Thawed samples on ice
Transferred 400ul of each sample to new 1.5mL tubes
Centrifuged tubes for 30 seconds at 13,000 rpm
Visible cell pellet after this, however the pellets in 1.5-2 and 0.75 samples were smaller than 0.5-C sample. This means that the densities of cells in each of these samples are different
Removed the supernatant
Added 300ul cell lysis solution to each sample and pipetted to mix/break up the pellet
Made diluted RNase A (need 4mg/mL)
- 24ul molec grade water
- 1ul 100mg/mL RNase A
Added 1.5ul diluted RNase A
Vortexed and spun down samples
Incubated samples at 37 degrees C for 40 minutes
After incubation, placed tubes on ice for 1 minute to chill
Added 100ul of protein precipitation solution to each tube
Vortexed tubes for 10 seconds
Placed tubes on ice for 5 minutes (tubes got cloudy)

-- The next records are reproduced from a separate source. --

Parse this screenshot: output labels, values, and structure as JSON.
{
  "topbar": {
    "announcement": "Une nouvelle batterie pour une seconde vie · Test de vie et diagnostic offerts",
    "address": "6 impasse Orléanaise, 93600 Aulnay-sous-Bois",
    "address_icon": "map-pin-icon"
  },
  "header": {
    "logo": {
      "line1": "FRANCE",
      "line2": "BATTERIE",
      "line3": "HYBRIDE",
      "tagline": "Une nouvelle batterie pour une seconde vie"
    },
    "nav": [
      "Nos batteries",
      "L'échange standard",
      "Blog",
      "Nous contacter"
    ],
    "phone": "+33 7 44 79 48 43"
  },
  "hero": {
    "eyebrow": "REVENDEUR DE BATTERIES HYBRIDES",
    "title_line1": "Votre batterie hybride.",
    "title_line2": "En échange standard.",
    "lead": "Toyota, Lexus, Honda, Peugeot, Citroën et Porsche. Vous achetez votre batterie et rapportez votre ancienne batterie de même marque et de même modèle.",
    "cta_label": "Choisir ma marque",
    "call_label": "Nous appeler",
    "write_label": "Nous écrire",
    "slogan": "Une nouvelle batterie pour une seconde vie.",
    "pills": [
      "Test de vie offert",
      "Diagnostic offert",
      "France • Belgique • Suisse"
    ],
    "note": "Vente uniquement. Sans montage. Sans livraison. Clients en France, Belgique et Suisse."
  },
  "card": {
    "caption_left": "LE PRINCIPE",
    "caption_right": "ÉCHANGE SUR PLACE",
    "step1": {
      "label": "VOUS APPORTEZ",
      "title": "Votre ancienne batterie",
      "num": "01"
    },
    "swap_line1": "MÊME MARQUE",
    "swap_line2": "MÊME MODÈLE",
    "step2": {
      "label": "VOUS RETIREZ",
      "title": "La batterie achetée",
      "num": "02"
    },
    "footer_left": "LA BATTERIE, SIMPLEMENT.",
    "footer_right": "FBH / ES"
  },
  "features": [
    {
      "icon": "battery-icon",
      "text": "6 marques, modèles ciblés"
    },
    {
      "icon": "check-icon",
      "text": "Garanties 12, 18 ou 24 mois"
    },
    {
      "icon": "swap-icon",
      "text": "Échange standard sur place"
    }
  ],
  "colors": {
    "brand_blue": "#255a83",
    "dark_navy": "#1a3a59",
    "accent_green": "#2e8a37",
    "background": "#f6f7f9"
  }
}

Centrifuged tubes for 3 minutes at 14,000rpm
Visible white pellet after this
Made 3 new tubes with 300ul of isopropanol in each
Moved ~330ul of supernatant to the new isopropanol tubes
Inverted tubes ~50 times to mix
Centrifuged tubes at 14,000rpm for 5 minutes
- The only tube with a visible pellet was the 0.5-C sample
Removed supernatant as best as possible
Added 300ul of 70% ethanol to each tube
Centrifuged tubes at 14,000rpm for 1 minute
- Again hard to see if there was a pellet
Removed supernatant as best as possible
Inverted tubes on a kimwipe for at least 30 minutes to dry
Added 20ul of 10mM tris HCl
Let DNA sit overnight on the bench to resuspend

202200911 Qubit

These are low yields, but this may be because the input volume was small. These are still fine to use for qPCR however.